Der Hinweis des Beschwerdeführers auf die Entscheidungen des EGMR vom 18. Februar 1991, 31/1989/191/291, im Fall Moustaquim gegen Belgien (ÖJZ 1991, S. 452 ff) und vom 26. März 1992, Nr. 55/1990/246/317, im Fall Beljoudi gegen Frankreich (ÖJZ 1992, S. 773 ff) kann die Beschwerde nicht zum Erfolg führen. Die diesen Entscheidungen zugrundeliegenden Sachverhalte waren in wesentlichen Punkten anders gelagert.
Im Fall Beljoudi wertete der EGMR als entscheidend, daß der (1950) in Frankreich geborene Fremde und seine Eltern bis 1. Jänner 1993 die französische Staatsbürgerschaft hatten. Er war seit über 20 Jahren mit einer Französin verheiratet, der eheliche Wohnsitz war stets in Frankreich. Dazu kommt, daß in diesem Beschwerdefall der EGMR primär auf die persönlichen Verhältnisse der Ehefrau des Fremden (die auch Mitbeschwerdeführerin war) Bedacht nahm. Würde sie (die französische Staatsbürgerin) ihrem Gatten nach seiner Ausweisung folgen, müßte sie sich im Ausland (vermutlich Algerien) niederlassen. Sie würde entwurzelt werden und hätte große Schwierigkeiten, sich anzupassen. Der EGMR erblickte darin eine Gefährdung der Ehe. Demgegenüber handelt es sich im vorliegenden Fall um einen Fremden, der noch im jugendlichen Alter ist und - da nicht verheiratet - sich in seinem Heimatstaat leicht eine neue Existenz aufbauen kann.
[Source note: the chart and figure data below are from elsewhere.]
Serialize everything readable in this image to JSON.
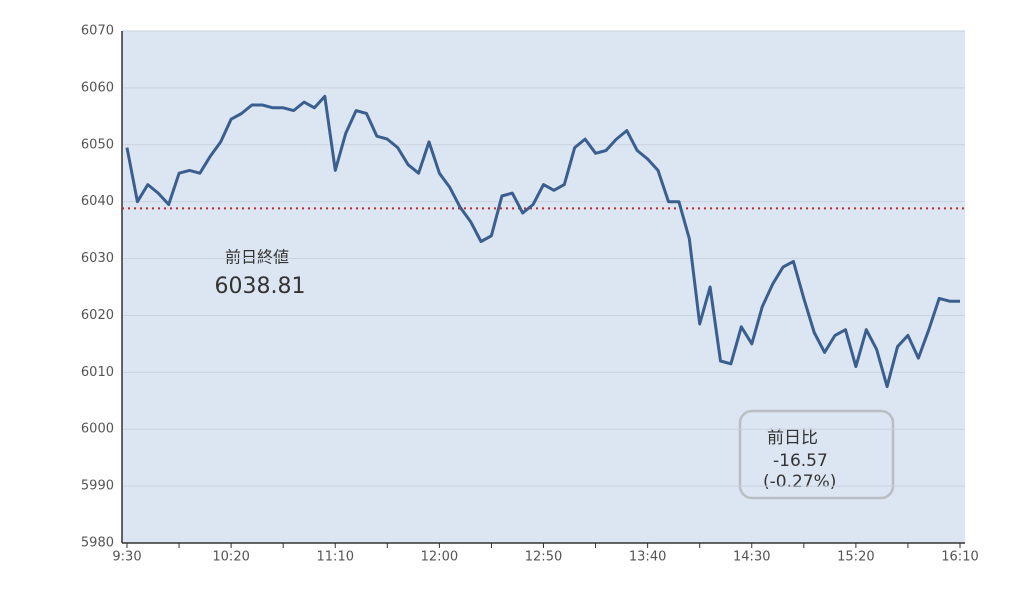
{
  "chart_data": {
    "type": "line",
    "categories": [
      "9:30",
      null,
      null,
      null,
      null,
      null,
      null,
      null,
      null,
      null,
      "10:20",
      null,
      null,
      null,
      null,
      null,
      null,
      null,
      null,
      null,
      "11:10",
      null,
      null,
      null,
      null,
      null,
      null,
      null,
      null,
      null,
      "12:00",
      null,
      null,
      null,
      null,
      null,
      null,
      null,
      null,
      null,
      "12:50",
      null,
      null,
      null,
      null,
      null,
      null,
      null,
      null,
      null,
      "13:40",
      null,
      null,
      null,
      null,
      null,
      null,
      null,
      null,
      null,
      "14:30",
      null,
      null,
      null,
      null,
      null,
      null,
      null,
      null,
      null,
      "15:20",
      null,
      null,
      null,
      null,
      null,
      null,
      null,
      null,
      null,
      "16:10"
    ],
    "series": [
      {
        "color": "#3a5f8f",
        "values": [
          6049.5,
          6040,
          6043,
          6041.5,
          6039.5,
          6045,
          6045.5,
          6045,
          6048,
          6050.5,
          6054.5,
          6055.5,
          6057,
          6057,
          6056.5,
          6056.5,
          6056,
          6057.5,
          6056.5,
          6058.5,
          6045.5,
          6052,
          6056,
          6055.5,
          6051.5,
          6051,
          6049.5,
          6046.5,
          6045,
          6050.5,
          6045,
          6042.5,
          6039,
          6036.5,
          6033,
          6034,
          6041,
          6041.5,
          6038,
          6039.5,
          6043,
          6042,
          6043,
          6049.5,
          6051,
          6048.5,
          6049,
          6051,
          6052.5,
          6049,
          6047.5,
          6045.5,
          6040,
          6040,
          6033.5,
          6018.5,
          6025,
          6012,
          6011.5,
          6018,
          6015,
          6021.5,
          6025.5,
          6028.5,
          6029.5,
          6023,
          6017,
          6013.5,
          6016.5,
          6017.5,
          6011,
          6017.5,
          6014,
          6007.5,
          6014.5,
          6016.5,
          6012.5,
          6017.5,
          6023,
          6022.5,
          6022.5
        ]
      }
    ],
    "ylim": [
      5980,
      6070
    ],
    "yticks": [
      5980,
      5990,
      6000,
      6010,
      6020,
      6030,
      6040,
      6050,
      6060,
      6070
    ],
    "grid": true,
    "reference": {
      "label": "前日終値",
      "value": 6038.81,
      "color": "#c0282d"
    },
    "change_box": {
      "label": "前日比",
      "change": -16.57,
      "percent_label": "(-0.27%)"
    }
  }
}
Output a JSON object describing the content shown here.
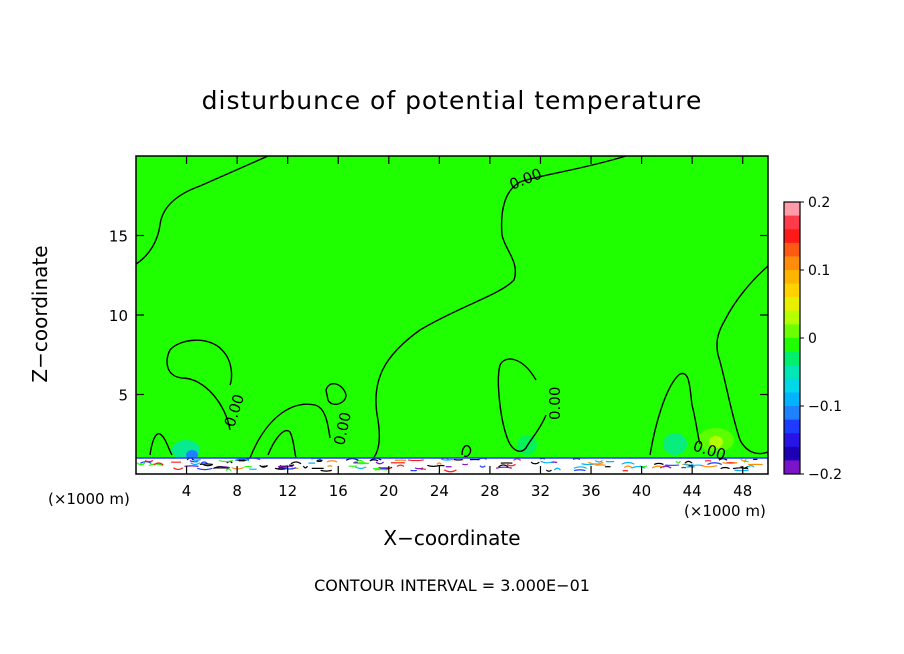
{
  "chart_data": {
    "type": "heatmap",
    "title": "disturbunce of potential temperature",
    "xlabel": "X−coordinate",
    "ylabel": "Z−coordinate",
    "x_unit": "(×1000 m)",
    "x_ticks": [
      4,
      8,
      12,
      16,
      20,
      24,
      28,
      32,
      36,
      40,
      44,
      48
    ],
    "y_ticks": [
      5,
      10,
      15
    ],
    "xlim": [
      0,
      50
    ],
    "ylim": [
      0,
      20
    ],
    "colorbar": {
      "ticks": [
        {
          "value": 0.2,
          "label": "0.2"
        },
        {
          "value": 0.1,
          "label": "0.1"
        },
        {
          "value": 0,
          "label": "0"
        },
        {
          "value": -0.1,
          "label": "−0.1"
        },
        {
          "value": -0.2,
          "label": "−0.2"
        }
      ],
      "colors": [
        "#ff9aa8",
        "#ff3a4a",
        "#ff1a1a",
        "#ff5a14",
        "#ff8c0a",
        "#ffb400",
        "#ffd200",
        "#e6f000",
        "#b4ff00",
        "#6cff00",
        "#20ff00",
        "#00f06e",
        "#00e6b4",
        "#00d8e8",
        "#00b4ff",
        "#1e82ff",
        "#1e3cff",
        "#2814e6",
        "#1e00b4",
        "#7a14c8"
      ]
    },
    "contour_label": "0.00",
    "contour_interval_text": "CONTOUR INTERVAL = 3.000E−01"
  }
}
Darüber hinaus kann der Beschwerdeführer aufgrund seiner bisherigen Straftaten nicht damit rechnen, jemals die österreichische Staatsbürgerschaft zu erlangen.
Im Fall Moustaquim war von Bedeutung, daß die Moustaquim zur Last gelegten Straftaten innerhalb von elf Monaten begangen wurden und zwischen der von Moustaquim zuletzt begangenen Straftat, derentwegen er verurteilt wurde, und der Ausweisungsverfügung ein relativ langer Zeitraum (drei Jahre) lag. Davon war er in einem Zeitraum von nahezu 23 Monaten auf freiem Fuß und hat sich (offensichtlich) wohlverhalten. Demgegenüber wurde der Beschwerdeführer bereits im strafunmündigen Alter strafrechtlich auffällig und wurden die zur Verurteilung führenden Taten im Zeitraum von August 1993 bis einschließlich Februar 1995 begangen.
Da somit die vom Beschwerdeführer behauptete Rechtsverletzung nicht vorliegt, war die Beschwerde gemäß § 42 Abs. 1 VwGG als unbegründet abzuweisen.
Der Spruch über den Aufwandersatz gründet sich auf die §§ 47 ff VwGG i.V.m. der Verordnung BGBl. Nr. 416/1994.